Azure NetApp Files is transforming electronic design automation (EDA) in the cloud by addressing the critical storage bottlenecks that have historically limited large-scale, concurrent design workloads. With validated benchmark performance and adoption by leading semiconductor firms, Azure is positioning its platform as a top choice for modern EDA infrastructure.
- Massive concurrency with predictable low-latency storage for EDA workloads
- Independent scaling of compute and storage eliminates traditional bottlenecks
- Validated by industry benchmarks and adopted by top semiconductor companies
Infrastructure signal
Azure NetApp Files (ANF) addresses key challenges in cloud storage for EDA workflows by enabling independent scaling of compute and storage layers. This architecture prevents storage from becoming a performance bottleneck as concurrency grows, supporting thousands of simultaneous jobs without latency degradation. Innovations like large volumes and breakthrough mode further push the limits by maintaining consistent latency even under sustained, heavy load.
These capabilities are critical for semiconductor design processes that are highly metadata-intensive and demand both high throughput and low latency. Real-world validation through the SPECstorage® Solution 2020 EDA_BLENDED benchmark demonstrates that cloud-based ANF infrastructures can meet or exceed the performance of traditional on-premises storage. This signals a major shift in how storage is architected for large-scale cloud EDA deployments.
Developer impact
For developers and EDA teams, Azure NetApp Files reduces variability in storage performance that can otherwise slow down regression cycles and increase tooling costs. The predictable scaling of throughput and IOPS with capacity eliminates the need for complex tuning or manual intervention, streamlining workflow efficiency and accelerating deployment velocity.

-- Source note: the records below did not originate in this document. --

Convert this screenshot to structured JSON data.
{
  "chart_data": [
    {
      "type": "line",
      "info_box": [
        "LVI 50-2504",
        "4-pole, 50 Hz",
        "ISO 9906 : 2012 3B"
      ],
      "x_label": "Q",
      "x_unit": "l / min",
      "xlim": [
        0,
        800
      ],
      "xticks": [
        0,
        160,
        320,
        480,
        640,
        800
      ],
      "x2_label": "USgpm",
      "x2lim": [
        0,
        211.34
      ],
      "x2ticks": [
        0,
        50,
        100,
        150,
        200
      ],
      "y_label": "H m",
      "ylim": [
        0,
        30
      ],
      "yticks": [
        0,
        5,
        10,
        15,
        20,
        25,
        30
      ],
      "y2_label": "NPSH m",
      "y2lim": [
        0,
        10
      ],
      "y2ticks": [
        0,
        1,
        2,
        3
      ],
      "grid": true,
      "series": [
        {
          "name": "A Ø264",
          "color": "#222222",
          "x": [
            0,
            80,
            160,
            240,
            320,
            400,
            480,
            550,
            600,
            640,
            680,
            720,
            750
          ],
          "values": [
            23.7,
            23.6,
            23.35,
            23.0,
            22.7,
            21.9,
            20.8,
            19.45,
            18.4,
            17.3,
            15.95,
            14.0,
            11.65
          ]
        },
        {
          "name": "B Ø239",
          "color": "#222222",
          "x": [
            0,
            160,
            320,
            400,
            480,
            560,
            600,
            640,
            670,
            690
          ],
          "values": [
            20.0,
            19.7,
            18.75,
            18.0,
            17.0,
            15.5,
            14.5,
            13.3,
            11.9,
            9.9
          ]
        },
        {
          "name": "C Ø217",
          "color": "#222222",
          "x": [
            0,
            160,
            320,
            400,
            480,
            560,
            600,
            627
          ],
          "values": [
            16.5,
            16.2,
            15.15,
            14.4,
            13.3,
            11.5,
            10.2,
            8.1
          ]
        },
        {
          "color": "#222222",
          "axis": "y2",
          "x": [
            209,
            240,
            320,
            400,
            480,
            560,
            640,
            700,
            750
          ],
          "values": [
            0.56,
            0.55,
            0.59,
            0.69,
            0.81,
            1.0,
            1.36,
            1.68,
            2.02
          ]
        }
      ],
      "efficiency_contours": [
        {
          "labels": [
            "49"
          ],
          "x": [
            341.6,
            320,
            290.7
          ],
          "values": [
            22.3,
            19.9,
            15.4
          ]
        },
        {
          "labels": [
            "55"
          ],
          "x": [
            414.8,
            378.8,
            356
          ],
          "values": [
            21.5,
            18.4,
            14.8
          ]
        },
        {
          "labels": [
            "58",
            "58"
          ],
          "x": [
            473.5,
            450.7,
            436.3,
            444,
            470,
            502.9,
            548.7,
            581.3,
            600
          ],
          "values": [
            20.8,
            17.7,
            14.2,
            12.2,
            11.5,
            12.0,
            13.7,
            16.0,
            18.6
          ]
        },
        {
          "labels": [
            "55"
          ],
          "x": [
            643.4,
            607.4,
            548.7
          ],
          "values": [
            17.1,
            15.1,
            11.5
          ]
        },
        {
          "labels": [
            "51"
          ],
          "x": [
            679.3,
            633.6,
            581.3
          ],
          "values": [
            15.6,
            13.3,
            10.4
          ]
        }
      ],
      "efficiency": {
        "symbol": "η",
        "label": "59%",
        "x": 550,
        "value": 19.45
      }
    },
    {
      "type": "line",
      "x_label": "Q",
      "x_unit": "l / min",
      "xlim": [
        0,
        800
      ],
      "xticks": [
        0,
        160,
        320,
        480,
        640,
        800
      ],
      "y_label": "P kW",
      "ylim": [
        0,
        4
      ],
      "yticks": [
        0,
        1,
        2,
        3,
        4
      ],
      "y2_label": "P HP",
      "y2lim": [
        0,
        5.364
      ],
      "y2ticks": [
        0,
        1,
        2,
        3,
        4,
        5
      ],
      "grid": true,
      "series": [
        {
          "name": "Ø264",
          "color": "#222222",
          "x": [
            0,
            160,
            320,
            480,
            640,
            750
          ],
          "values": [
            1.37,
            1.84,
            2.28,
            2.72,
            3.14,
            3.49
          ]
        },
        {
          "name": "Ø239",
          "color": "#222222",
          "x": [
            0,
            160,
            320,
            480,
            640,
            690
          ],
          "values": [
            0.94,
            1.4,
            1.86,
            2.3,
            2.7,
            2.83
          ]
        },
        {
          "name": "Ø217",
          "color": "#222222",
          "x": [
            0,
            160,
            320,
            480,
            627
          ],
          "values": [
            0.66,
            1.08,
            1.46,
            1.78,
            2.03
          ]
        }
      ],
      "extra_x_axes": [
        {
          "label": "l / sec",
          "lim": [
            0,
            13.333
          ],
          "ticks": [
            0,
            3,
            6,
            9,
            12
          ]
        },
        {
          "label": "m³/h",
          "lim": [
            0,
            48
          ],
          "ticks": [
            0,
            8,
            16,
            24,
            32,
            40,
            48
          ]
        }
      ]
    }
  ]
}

The native handling of metadata concurrency allows EDA tools to interact with millions of small files without performance penalties, supporting continuous integration and verification workflows at scale. This enables design teams to confidently expand cloud-based compute clusters without impacting storage responsiveness, improving overall developer throughput and agility.
What teams should watch
Teams managing semiconductor design infrastructure should monitor adoption trends of ANF as leading companies such as AMD and ASML integrate it into production environments. Observability efforts should focus on tracking storage latency and concurrency metrics under varying production loads to ensure consistency remains at scale.
A key area of attention is the integration of ANF’s large volume capabilities in deployment pipelines and how this affects database-like performance needs of EDA toolchains. Understanding these dynamics will enable platform teams to optimize configurations, reduce cloud costs through efficient capacity planning, and improve reliability and developer experience.